The study included 1,605 patients. Areas under the receiver-operating characteristics curves were around 0.75 for both models. Calibration was low for both models and the local model significantly overestimated risk. The ordering of operating centers by performance was identical with each strategy but the centers labeled as outliers differed.

CONCLUSION

(1) Evaluation of performance of individual hospitals was consistent using both systems and almost identical when they were internally recalibrated, (2) The impact of the benchmark population characteristics on model performance may be greater than that of risk factors considered for score calculation, (3) Promoting the use of a widely used instrument as the EuroSCORE might be sufficient for most evaluations.

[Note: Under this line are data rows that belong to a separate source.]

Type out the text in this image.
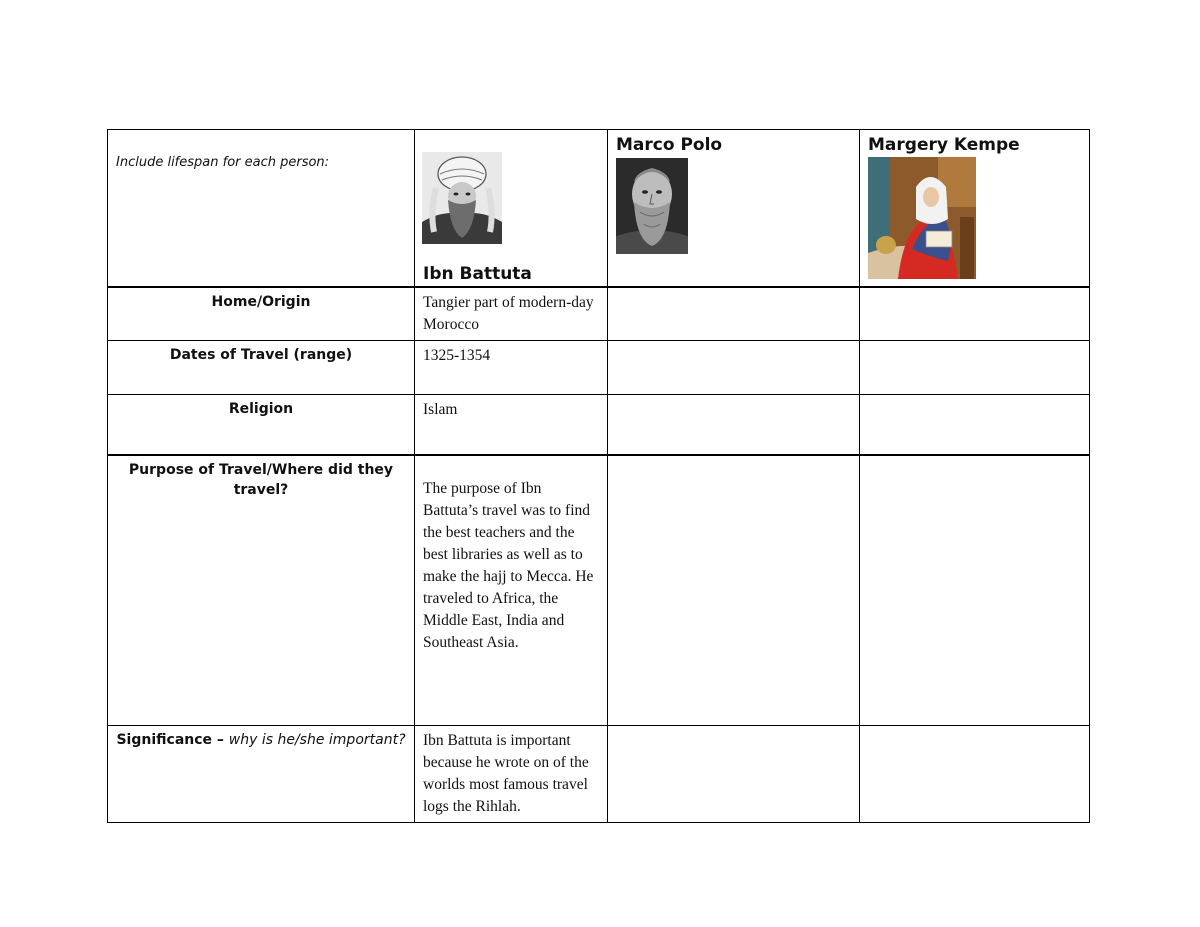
Include lifespan for each person:	Ibn Battuta	Marco Polo	Margery Kempe

Home/Origin	Tangier part of modern-day Morocco		
Dates of Travel (range)	1325-1354		
Religion	Islam		
Purpose of Travel/Where did they travel?	The purpose of Ibn Battuta’s travel was to find the best teachers and the best libraries as well as to make the hajj to Mecca. He traveled to Africa, the Middle East, India and Southeast Asia.		
Significance – why is he/she important?	Ibn Battuta is important because he wrote on of the worlds most famous travel logs the Rihlah.		
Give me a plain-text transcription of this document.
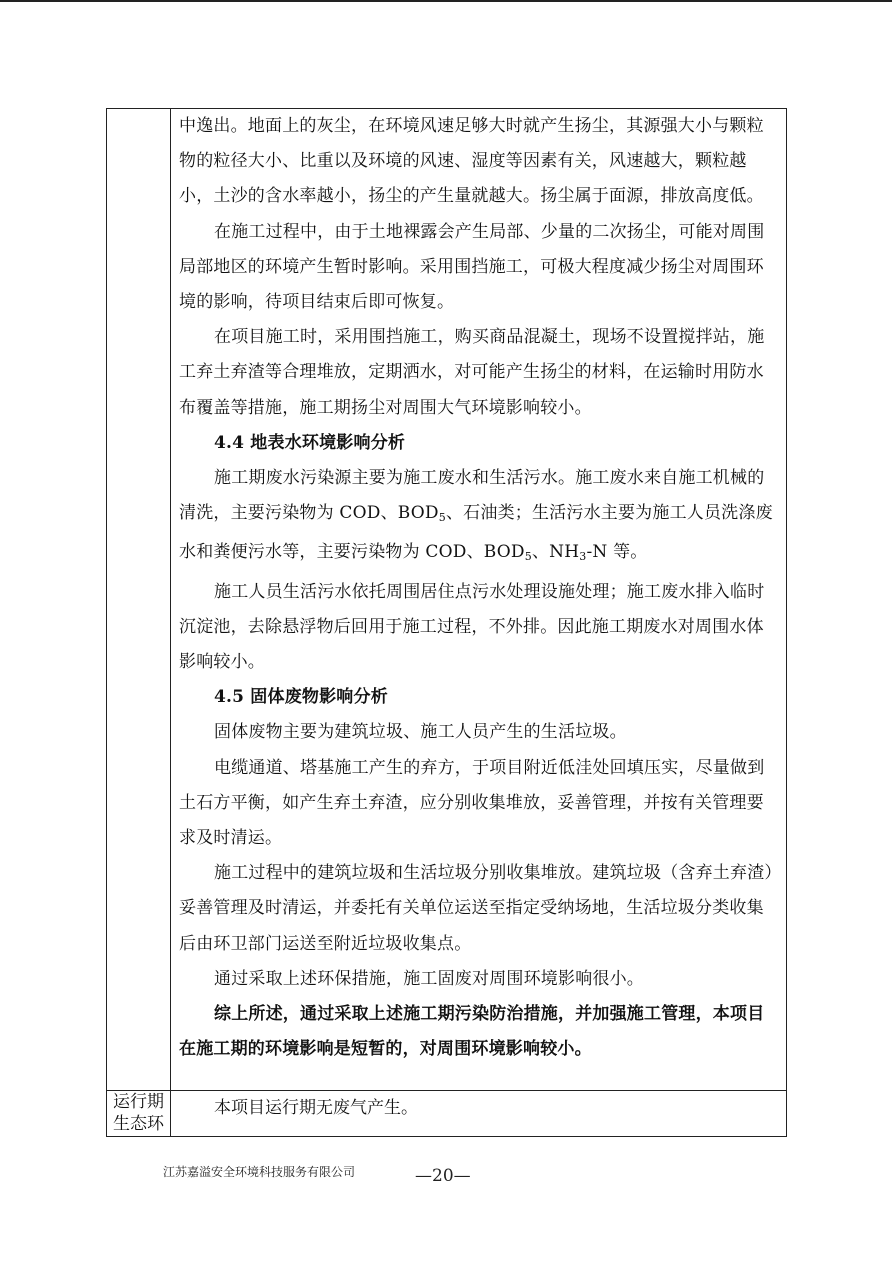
中逸出。地面上的灰尘，在环境风速足够大时就产生扬尘，其源强大小与颗粒物的粒径大小、比重以及环境的风速、湿度等因素有关，风速越大，颗粒越小，土沙的含水率越小，扬尘的产生量就越大。扬尘属于面源，排放高度低。

在施工过程中，由于土地裸露会产生局部、少量的二次扬尘，可能对周围局部地区的环境产生暂时影响。采用围挡施工，可极大程度减少扬尘对周围环境的影响，待项目结束后即可恢复。

在项目施工时，采用围挡施工，购买商品混凝土，现场不设置搅拌站，施工弃土弃渣等合理堆放，定期洒水，对可能产生扬尘的材料，在运输时用防水布覆盖等措施，施工期扬尘对周围大气环境影响较小。

4.4 地表水环境影响分析

施工期废水污染源主要为施工废水和生活污水。施工废水来自施工机械的清洗，主要污染物为 COD、$BOD_5$、石油类；生活污水主要为施工人员洗涤废水和粪便污水等，主要污染物为 COD、$BOD_5$、$NH_3-N$ 等。

施工人员生活污水依托周围居住点污水处理设施处理；施工废水排入临时沉淀池，去除悬浮物后回用于施工过程，不外排。因此施工期废水对周围水体影响较小。

4.5 固体废物影响分析

固体废物主要为建筑垃圾、施工人员产生的生活垃圾。

电缆通道、塔基施工产生的弃方，于项目附近低洼处回填压实，尽量做到土石方平衡，如产生弃土弃渣，应分别收集堆放，妥善管理，并按有关管理要求及时清运。

施工过程中的建筑垃圾和生活垃圾分别收集堆放。建筑垃圾（含弃土弃渣）妥善管理及时清运，并委托有关单位运送至指定受纳场地，生活垃圾分类收集后由环卫部门运送至附近垃圾收集点。

通过采取上述环保措施，施工固废对周围环境影响很小。

综上所述，通过采取上述施工期污染防治措施，并加强施工管理，本项目在施工期的环境影响是短暂的，对周围环境影响较小。

运行期
生态环
本项目运行期无废气产生。
江苏嘉溢安全环境科技服务有限公司	—20—
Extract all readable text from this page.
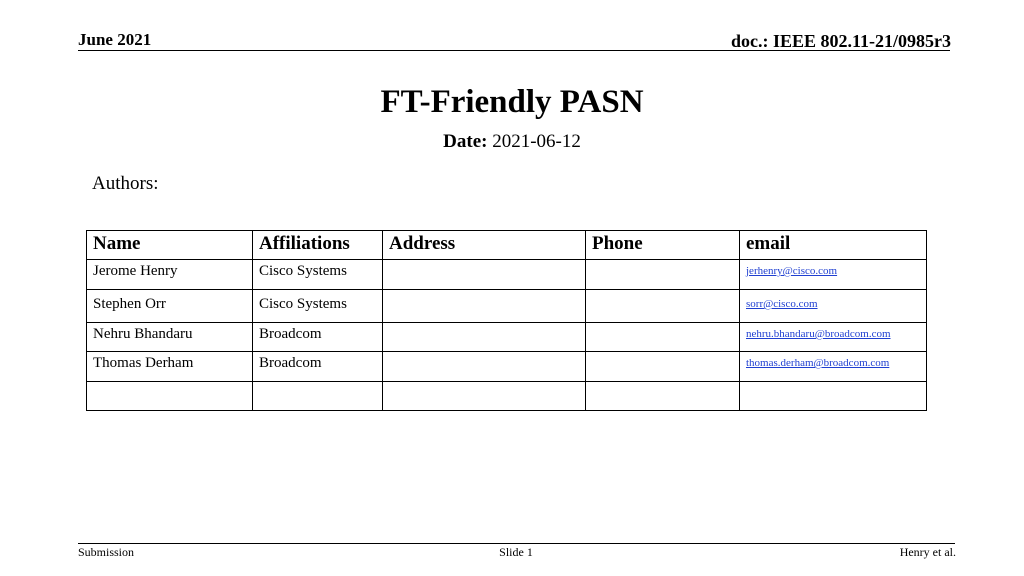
June 2021	doc.: IEEE 802.11-21/0985r3
FT-Friendly PASN
Date: 2021-06-12
Authors:
Name	Affiliations	Address	Phone	email
Jerome Henry	Cisco Systems			jerhenry@cisco.com
Stephen Orr	Cisco Systems			sorr@cisco.com
Nehru Bhandaru	Broadcom			nehru.bhandaru@broadcom.com
Thomas Derham	Broadcom			thomas.derham@broadcom.com

Submission	Slide 1	Henry et al.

Local scales can be useful to highlight locally relevant features and temporal trends.

摘要

目的

在引入本地模型预测冠状动脉手术后院内死亡率数年之后,以及在其原始范围内的特定区域重新验证欧洲心脏手术风险评估系统(EuroSCORE)。在特定背景下评估一种工具相对于另一种工具的具体优势。

研究设计与设置

前瞻性收集了2001年11月至2003年11月在加泰罗尼亚五家医院接受首次单纯冠状动脉搭桥手术的连续患者的数据。

结果

该研究纳入了1605例患者。两种模型的受试者工作特征曲线下面积均约为0.75。两种模型的校准度都较低,且本地模型显著高估了风险。按性能对手术中心进行排序时,两种策略的结果相同,但被标记为异常值的中心不同。

结论

(1)使用两种系统对各医院性能的评估是一致的,并且在内部重新校准后几乎相同;(2)基准人群特征对模型性能的影响可能大于评分计算中所考虑的风险因素的影响;(3)推广使用像欧洲心脏手术风险评估系统这样广泛使用的工具可能足以满足大多数评估。本地量表有助于突出本地相关特征和时间趋势。